Ex-diretor do Dnit é condenado a mais de 13 anos de prisão

Gledson Maia: condenação (FOto: Web)

Em mais um desdobramento da Operação Via Apia (que eclodiu em 2010), como ficou conhecida a denúncia de um suposto esquema de corrupção em obras do Departamento Nacional de Infraestrutura e Transporte (DNIT) no RN, o Juiz Federal Eduardo Dantas, da 14ª Vara Federal do RN, condenou duas pessoas, absolveu uma e aplicou o perdão judicial a outra.

Foram condenados Gledson Golbery de Araújo Maia, ex-diretor de Engenharia do Dnit, e o empresário Arlindo Cavalca Filho. No caso de Gledson Golbery, a condenação é de 13 anos, 6 meses e 3 dias de reclusão e ao pagamento de 422 dias-multa, com cada dia-multa no valor de 1/30 do salário mínimo vigente.

Como ele firmou o acordo de colaboração premiada,  a pena dele foi convertida a 4 anos, 6 meses e 1 dia de reclusão, inicialmente, em regime aberto.  Mas a pena de multa se mantém no mesmo valor.

Sobre Arlindo Cavalca a pena foi de 6 anos, 5 meses e 10 dias de reclusão e o pagamento de 194 dias-multa, com cada dia-multa no valor de 1/30 do salário mínimo vigente.

Favorecimento

Luciana Sbaraini foi absolvida no processo. Já Adla Érica de Queiroz Silva Maia recebeu o perdão judicial nos termos da colaboração premiada que firmou com o Ministério Público Federal.

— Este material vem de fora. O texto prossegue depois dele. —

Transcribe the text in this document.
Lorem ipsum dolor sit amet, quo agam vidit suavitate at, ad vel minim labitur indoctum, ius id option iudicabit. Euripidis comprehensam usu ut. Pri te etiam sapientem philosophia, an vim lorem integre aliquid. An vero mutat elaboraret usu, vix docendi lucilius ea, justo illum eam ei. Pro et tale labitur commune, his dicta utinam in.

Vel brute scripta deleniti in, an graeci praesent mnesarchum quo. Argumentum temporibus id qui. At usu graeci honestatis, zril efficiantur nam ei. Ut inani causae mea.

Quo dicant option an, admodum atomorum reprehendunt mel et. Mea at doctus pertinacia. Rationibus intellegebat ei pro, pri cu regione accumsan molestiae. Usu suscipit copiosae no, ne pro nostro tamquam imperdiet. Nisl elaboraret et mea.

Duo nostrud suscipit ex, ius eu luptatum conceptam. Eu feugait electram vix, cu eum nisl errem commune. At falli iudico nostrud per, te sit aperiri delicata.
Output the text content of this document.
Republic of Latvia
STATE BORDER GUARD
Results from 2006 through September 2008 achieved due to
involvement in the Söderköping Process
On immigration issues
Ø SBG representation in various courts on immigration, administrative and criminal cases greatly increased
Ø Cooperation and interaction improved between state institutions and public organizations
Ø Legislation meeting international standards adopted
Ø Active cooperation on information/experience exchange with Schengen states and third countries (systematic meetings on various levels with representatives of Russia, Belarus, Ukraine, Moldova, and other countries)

A denúncia do Ministério Público Federal recaiu sobre favorecimento indevido de contratação para empresa Cavalca Construções e Mineração Ltda, da qual Arlindo Cavalca é sócio.

Gledson Maia é sobrinho da deputada federal e candidata ao Senado Zenaide Maia (PHS) e do ex-deputado federal e novamente candidato à Câmara dos Deputados, João Maia (PR).

Leia também: PF e MPF cumpre busca e apreensão sobre corrupção na BR-1101;

Leia também: João Maia estranha busca e apreensão em período eleitoral.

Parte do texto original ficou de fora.